Sarıgül bilgi verdi..
"Atiye Sokak'taki 14 esnaf, hafta sonları da çalışmaya itiraz etmediklerini yazmışlar ve altına imza atmışlar" dedi.
Şimdi bu ülkenin en popüler ve kaç seçimdir oy rekorları kıran Belediye Başkanına bu işleri öğretmek gibi bir niyetim yok. Ama söyleyeceklerim var..
14 değil, 114 esnaf imza verse de, o beton kamyonları pazar günü o sokağa giremezler. Girmemeleri gerekir. Çünkü o sokak, 14 esnaf para kazansın diye değil, İstanbul halkı, pazar günleri huzur içinde tatil keyfi yapsın diye trafikten temizlendi.
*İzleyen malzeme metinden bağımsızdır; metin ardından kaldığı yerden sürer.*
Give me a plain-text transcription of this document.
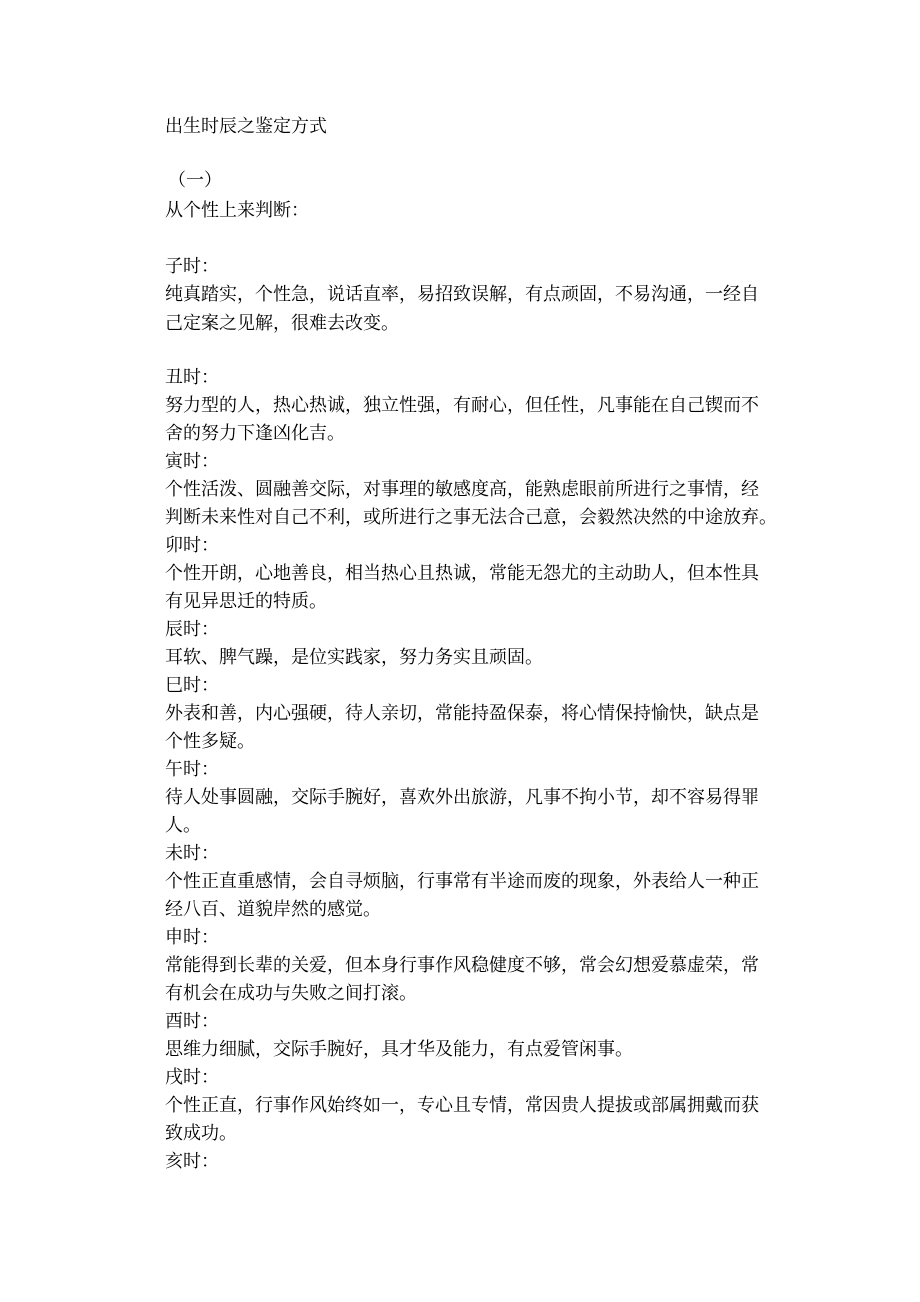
出生时辰之鉴定方式
（一）
从个性上来判断：
子时：
纯真踏实，个性急，说话直率，易招致误解，有点顽固，不易沟通，一经自
己定案之见解，很难去改变。
丑时：
努力型的人，热心热诚，独立性强，有耐心，但任性，凡事能在自己锲而不
舍的努力下逢凶化吉。
寅时：
个性活泼、圆融善交际，对事理的敏感度高，能熟虑眼前所进行之事情，经
判断未来性对自己不利，或所进行之事无法合己意，会毅然决然的中途放弃。
卯时：
个性开朗，心地善良，相当热心且热诚，常能无怨尤的主动助人，但本性具
有见异思迁的特质。
辰时：
耳软、脾气躁，是位实践家，努力务实且顽固。
巳时：
外表和善，内心强硬，待人亲切，常能持盈保泰，将心情保持愉快，缺点是
个性多疑。
午时：
待人处事圆融，交际手腕好，喜欢外出旅游，凡事不拘小节，却不容易得罪
人。
未时：
个性正直重感情，会自寻烦脑，行事常有半途而废的现象，外表给人一种正
经八百、道貌岸然的感觉。
申时：
常能得到长辈的关爱，但本身行事作风稳健度不够，常会幻想爱慕虚荣，常
有机会在成功与失败之间打滚。
酉时：
思维力细腻，交际手腕好，具才华及能力，有点爱管闲事。
戌时：
个性正直，行事作风始终如一，专心且专情，常因贵人提拔或部属拥戴而获
致成功。
亥时：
Yani o sokak, İstanbul halkının.. Esnafın değil..
Ben pazar günü, o sokağa kahvaltıya, yemeğe, iki satır bir şeyler içmeye, ya da nihayet bahar gelmiş, kaldırımlara masa atılır olmuş, dışarda oturup kahvemin eşliğinde puromu tüttüreceğim..
Bana ne, Casita, Salomanje esnafının beton kamyonlarına verdikleri izinlerden.. İstanbul'un öbür ucundan kalkıp gelen bana sordular mı, benden, vatandaştan, oranın gerçek sahipleri halktan izin aldılar mı?.
Dünyanın hangi uygar ülkesinde bir hafta sonu, bir dinlenme bölgesinde beton kamyonlarına izin verilir, bir örnek gösterir misiniz?.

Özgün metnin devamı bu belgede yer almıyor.